Теперь я увидел, что он совсем не пьян. Он был в отчаянии. Его лицо, обычно розовое, было покрыто странными пятнами. Руки дрожали.

– Что-нибудь случилось? – спросил я.

– Жена ушла от меня.

Он еле мог выговорить, всхлипнул, и слезы заструились по его круглым щекам. Я не знал, что сказать. Моя первая мысль была, что Бланш не могла больше выносить его помешательства на Стриклэнде и, раздраженная циничным поведением последнего, потребовала его изгнания из квартиры. Я знал, что она способна вспылить, несмотря на все свое внешнее спокойствие. И, если Стреве продолжал отказывать ей, она легко могла убежать из студии с клятвами, что никогда больше не вернется. Но маленький толстяк так был удручен, что улыбка моя исчезла.

– Дорогой дружище, не огорчайтесь, она вернется. Не надо принимать всерьез того, что женщины говорят в минуты раздражения.

– Вы не понимаете. Она любит Стриклэнда.

– Что? – ужаснулся я.

Но не успел еще вполне усвоить этой мысли, как увидел всю ее нелепость.

– Как вы можете говорить такие глупости? Неужели вы ревнуете к Стриклэнду? – я почти засмеялся. – Вы отлично знаете, что она не выносит его.

– Вы не понимаете, – простонал он.

– Вы истерический осел, – сказал я в нетерпении. Я сейчас дам вам виски с содовой, и вы успокоитесь.

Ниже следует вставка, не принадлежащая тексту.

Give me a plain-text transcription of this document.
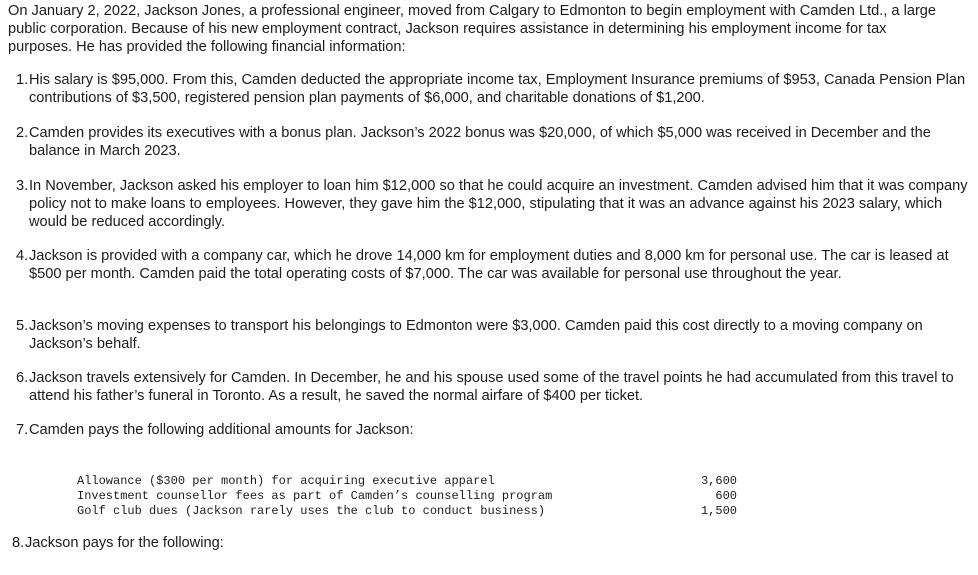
On January 2, 2022, Jackson Jones, a professional engineer, moved from Calgary to Edmonton to begin employment with Camden Ltd., a large public corporation. Because of his new employment contract, Jackson requires assistance in determining his employment income for tax purposes. He has provided the following financial information:

1. His salary is $95,000. From this, Camden deducted the appropriate income tax, Employment Insurance premiums of $953, Canada Pension Plan contributions of $3,500, registered pension plan payments of $6,000, and charitable donations of $1,200.
2. Camden provides its executives with a bonus plan. Jackson’s 2022 bonus was $20,000, of which $5,000 was received in December and the balance in March 2023.
3. In November, Jackson asked his employer to loan him $12,000 so that he could acquire an investment. Camden advised him that it was company policy not to make loans to employees. However, they gave him the $12,000, stipulating that it was an advance against his 2023 salary, which would be reduced accordingly.
4. Jackson is provided with a company car, which he drove 14,000 km for employment duties and 8,000 km for personal use. The car is leased at $500 per month. Camden paid the total operating costs of $7,000. The car was available for personal use throughout the year.
5. Jackson’s moving expenses to transport his belongings to Edmonton were $3,000. Camden paid this cost directly to a moving company on Jackson’s behalf.
6. Jackson travels extensively for Camden. In December, he and his spouse used some of the travel points he had accumulated from this travel to attend his father’s funeral in Toronto. As a result, he saved the normal airfare of $400 per ticket.
7. Camden pays the following additional amounts for Jackson:
Allowance ($300 per month) for acquiring executive apparel	3,600
Investment counsellor fees as part of Camden’s counselling program	600
Golf club dues (Jackson rarely uses the club to conduct business)	1,500
8. Jackson pays for the following:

Я подумал, что по каким-то причинам, – один бог знает ту изобретательность, с которой люди сами придумывают себе мучения, Дэрк забрал себе в голову, что его жена заинтересовалась Стриклэндом, и со свойственной ему бестолковостью оскорбил ее подозрениями, а она, чтобы позлить его, может быть, подкрепила их.

– Слушайте, – сказал я, идемте сейчас к вам в студию. Если вы разыграли дурака, расхлебывайте кашу. Не такая ваша жена, чтобы долго быть злопамятной.

– Как я могу идти туда? – сказал он устало. – Ведь они там. Я оставил им студию.

– Так, значит, не жена ушла от вас, а вы ушли от жены?

– Ради бога, не говорите так со мной.

Я все еще не мог поверить, что все это серьезно. Однако он был в подлинном отчаянье.

– Ну, вы пришли поговорить со мной об этом. Так расскажите мне все и поподробнее.

– Сегодня я не мог больше вытерпеть. Я сказал Стриклэнду, что, по моему мнению, он теперь достаточно окреп и может переехать обратно к себе. Студия нужна мне самому.